Takdir edileceği gibi, gayesiz yapılan araştırmalar, ya şahsi menfaat uğruna veya gösteriş için yapılırlar. Bu anlayışla yapılan bilimsel gelişmelerden, insanlığın faydalandığı pay çok az olmaktadır.
Hâlbuki bilimsel araştırmaların amaçları, insanlığın huzurunu artırmak olmalıdır. Bilimsel araştırmaların insanlığa faydasının daha fazla olabilmesi için, amaçlar arasında da öncelik sırası oluşturulmalıdır.
Teknik gelişmelerle ilgili olarak oluşturulacak öncelikler, ülkelere göre farklılıklar gösterebilir. Ancak dünyanın küresel bir köy haline geldiği günümüzde, bazı öncelikler, insanlığın genel durumuna göre belirlenmelidir. Örneğin, ülkesindeki vatandaşlarının karınlarını doyurduğunu, onların huzurunu sağladığını düşünen zengin bir ülke bile, uzayla ilgili çalışmalara pay ayırırken, insanlığın genel durumunu dikkate almalıdır. Öncelik, fakirliğin azaltılması olmalıdır. Eğer uzay çalışması yapan ülkede fakir insanlar çoksa, o ülkenin öncelik seçimi yanlış demektir.

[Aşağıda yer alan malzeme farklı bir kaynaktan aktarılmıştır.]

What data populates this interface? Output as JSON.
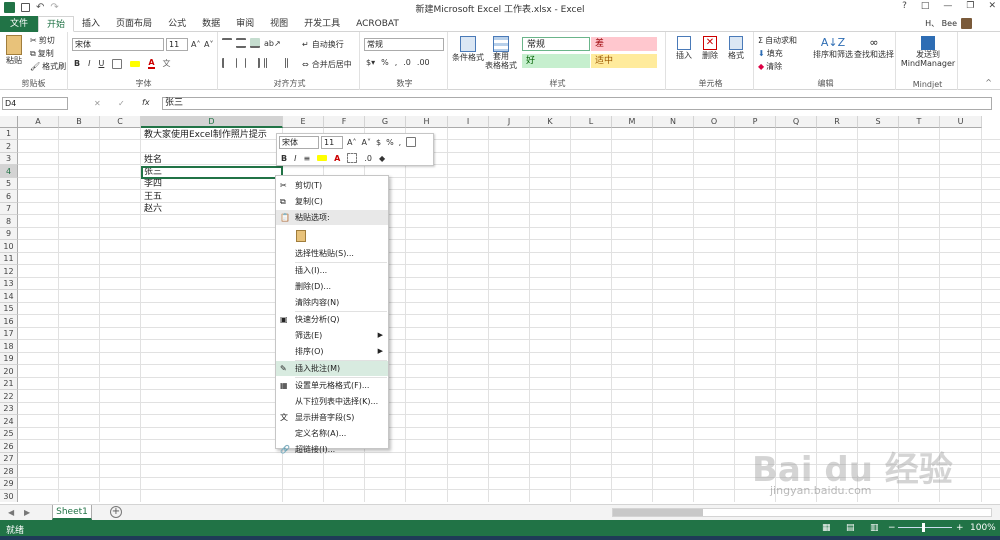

Halkında fakir oranı fazla olan ülkeler ise, bilimsel çalışmalarında önceliği yoksulluğu azaltmaya vermelidirler. Eğer, ülkenin gücü, fakirliği azaltmaya gücü yetmiyorsa, başkalarından yardım istemeden önce, nüfus artışını azaltma mücadelesi vermelidir. Ülke dışından yapacakları ithalatta önceliği, otomobil gibi son tüketim araçlarına değil, traktör gibi üretim için gerekli ara vasıtalara vermelidir. Yurt dışından satın aldıkları ürünlerde, kozmetik, parfüm gibi ürünlere değil, tarımı geliştirmek için kullanacakları ilaç, gübre gibi mallara öncelik vermelidir.
Ülkeler, insanlarına zarar vermeden, harcamalarını nasıl azaltabileceklerini araştırmalıdırlar. Konunun daha iyi anlaşılması için bir örnek verelim.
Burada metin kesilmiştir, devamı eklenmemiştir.